Processo de Manuel Vicente põe em causa exportações para Angola
Depois de Portugal ter recusado transferir o processo de acusação contra Manuel Vicente para Angola, João Lourenço ameaça avançar com um conjunto de medidas de retaliação.
As relações entre Angola e Portugal poderão estar prestes a passar por dias turbulentos. Depois de a Justiça portuguesa ter recusado transferir o processo que envolve o pagamento feito a Orlando Ferreira pelo ex vice-Presidente angolano para obter decisões favoráveis, Luanda não está contente com a decisão. Somado a consequências nas relações unilaterais e bilaterais, está uma possível redução significativa das importações, para além de outras medidas de retaliação.
O caso remonta a 2016, mas os pagamentos terão acontecido muito antes. Na altura, Orlando Ferreira assumia o cargo de procurador do Ministério Público no Departamento Central de Investigação e Ação Penal (DCIAP), e terá aceite um pagamento de 760 mil euros por parte de Manuel Vicente para a obtenção de decisões favoráveis. Esta é uma das muitas acusações que surgiram no âmbito da Operação Fizz, onde constam como arguidos o advogado Paulo Blanco e Armindo Pires, acusados de corrupção ativa e branqueamento de capitais em coautoria.
No entanto, segundo apurou o Jornal de Negócios (conteúdo pago), Angola está convicta de que o seu ex vice-Presidente não será julgado no âmbito dessa operação, devido o facto de o tribunal português ter falhado a notificação de Manuel Vicente. Contudo, o caso não fica por aqui, nomeadamente no que diz respeito às retaliações por parte de Luanda. Assim, restam duas hipóteses: ou Manuel Vicente é julgado de forma separada dos restantes arguidos ou é emitido um mandado de captura internacional.
Independentemente disso, a postura do país africano não é das mais calmas. Após ter pedido a Portugal para o processo ser transferido para lá e a Justiça portuguesa ter recusado, Angola passou a encarar isso como uma “ofensa”, algo que trará implicações nas relações bilaterais. De acordo com informações reveladas ao Negócios, o caso vai deixar uma “ferida política” que terá impacto nas relações diplomáticas e económicas entre os dois países.
Portugal é acusado pelo Governo angolano de não respeitar os acordos bilaterais e unilaterais assinados no âmbito da Comunidade dos Países de Língua Portuguesa (CPLP), ao recusar o pedido de transferência do processo. João Lourenço, na altura afirmou que a intenção não era livrar Manuel Vicente das culpas nem pedir o arquivo do processo.

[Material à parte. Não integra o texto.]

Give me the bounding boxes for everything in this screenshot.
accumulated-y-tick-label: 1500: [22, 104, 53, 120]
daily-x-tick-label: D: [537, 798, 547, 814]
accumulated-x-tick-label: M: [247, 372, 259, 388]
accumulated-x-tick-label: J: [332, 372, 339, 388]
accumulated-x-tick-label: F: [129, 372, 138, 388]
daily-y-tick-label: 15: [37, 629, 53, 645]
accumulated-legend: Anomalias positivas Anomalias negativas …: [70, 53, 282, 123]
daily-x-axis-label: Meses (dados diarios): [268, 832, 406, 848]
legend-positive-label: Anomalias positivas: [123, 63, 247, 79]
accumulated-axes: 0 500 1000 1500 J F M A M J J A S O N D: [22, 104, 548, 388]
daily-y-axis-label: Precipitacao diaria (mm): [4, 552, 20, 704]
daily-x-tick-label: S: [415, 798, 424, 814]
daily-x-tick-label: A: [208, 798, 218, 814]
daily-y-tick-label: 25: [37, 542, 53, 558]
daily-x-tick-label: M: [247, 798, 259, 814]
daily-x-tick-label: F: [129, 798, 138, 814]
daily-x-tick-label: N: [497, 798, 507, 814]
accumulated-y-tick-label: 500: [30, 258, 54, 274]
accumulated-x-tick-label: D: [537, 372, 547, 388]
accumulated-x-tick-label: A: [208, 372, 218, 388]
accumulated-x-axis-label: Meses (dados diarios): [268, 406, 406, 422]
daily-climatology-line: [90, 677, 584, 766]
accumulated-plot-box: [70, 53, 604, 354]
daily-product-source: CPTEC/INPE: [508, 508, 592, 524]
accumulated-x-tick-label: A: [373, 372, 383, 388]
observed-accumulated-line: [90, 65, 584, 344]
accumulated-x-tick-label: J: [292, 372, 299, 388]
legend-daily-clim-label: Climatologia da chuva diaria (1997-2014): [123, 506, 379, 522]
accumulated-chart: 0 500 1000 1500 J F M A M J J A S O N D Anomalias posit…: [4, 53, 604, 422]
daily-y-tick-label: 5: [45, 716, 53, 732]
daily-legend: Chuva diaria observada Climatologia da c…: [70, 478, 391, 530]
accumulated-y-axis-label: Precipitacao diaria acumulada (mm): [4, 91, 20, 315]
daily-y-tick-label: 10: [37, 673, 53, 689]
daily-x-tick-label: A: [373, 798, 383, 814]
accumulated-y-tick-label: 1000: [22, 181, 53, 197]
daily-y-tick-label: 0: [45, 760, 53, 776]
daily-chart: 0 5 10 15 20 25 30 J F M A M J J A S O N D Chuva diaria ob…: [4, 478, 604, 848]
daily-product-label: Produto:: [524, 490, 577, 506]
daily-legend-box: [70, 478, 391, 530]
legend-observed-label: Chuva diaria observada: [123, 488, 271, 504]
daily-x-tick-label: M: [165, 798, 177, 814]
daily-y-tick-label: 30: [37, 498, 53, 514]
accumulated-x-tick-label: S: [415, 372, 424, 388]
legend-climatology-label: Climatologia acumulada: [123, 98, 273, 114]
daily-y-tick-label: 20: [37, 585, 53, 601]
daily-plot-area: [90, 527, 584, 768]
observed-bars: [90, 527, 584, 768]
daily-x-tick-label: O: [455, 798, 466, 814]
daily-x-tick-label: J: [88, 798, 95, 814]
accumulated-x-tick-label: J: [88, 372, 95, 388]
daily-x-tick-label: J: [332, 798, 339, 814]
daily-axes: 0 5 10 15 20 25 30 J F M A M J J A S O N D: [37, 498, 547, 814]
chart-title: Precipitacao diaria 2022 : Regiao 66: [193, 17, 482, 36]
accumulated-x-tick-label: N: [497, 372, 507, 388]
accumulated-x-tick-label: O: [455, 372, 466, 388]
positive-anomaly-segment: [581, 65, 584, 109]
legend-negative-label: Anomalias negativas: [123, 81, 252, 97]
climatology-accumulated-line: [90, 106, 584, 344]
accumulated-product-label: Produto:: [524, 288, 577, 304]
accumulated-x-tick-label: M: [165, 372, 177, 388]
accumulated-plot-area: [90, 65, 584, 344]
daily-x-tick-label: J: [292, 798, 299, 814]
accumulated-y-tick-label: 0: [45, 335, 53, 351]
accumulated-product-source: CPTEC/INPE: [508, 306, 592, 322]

Para além de uma possível saída de Angola da CPLP, as consequências poderão ir bem além disso. O país está a pensar, segundo fontes ouvidas pelo Negócios, reduzir de forma substantiva as importações, acabando por beneficiar outros países em detrimento de Portugal, como por exemplo Espanha ou Itália. Angola representa um dos principais destinos das exportações portuguesas, com mil milhões de euros registados em 2016. Para além disso, poderá ocorrer um atraso nos pagamentos às empresas portuguesas, um problema que já se colocou no passado, além de que as empresas portuguesas podem passar a ser preteridas de forma sistemática nos concursos e empreitadas lançadas pelo Governo de Angola.
Mais ainda, poderão ser impostas barreiras aos bancos com capital português. O Presidente angolano não falou sobre o assunto mas, num encontro com jornalistas, deu a entender que essas medidas de retaliação estão pensadas: “Não posso revelar”. Mas João Lourenço já mandou avaliar as participações detidas pelo Estado angolano ou por empresas públicas em bancos nacionais e estrangeiros, incluindo o Millennium BCP, a realizar por um grupo de trabalho liderado pelo ministro das Finanças.
O primeiro-ministro, António Costa, tem tentado colocar alguma água na fervura neste dossiê, garantindo que “as relações entre Portugal e Angola vão decorrer com toda a normalidade possível, num contexto em que há um problema“. Mas, o caso parece preocupar o Ministro dos Negócios Estrangeiros. Augusto Santos Silva disse estar “muitíssimo preocupado, porque há aqui um ‘irritante’ que afeta o relacionamento bilateral, com a agravante de que a solução não depende do Governo português”.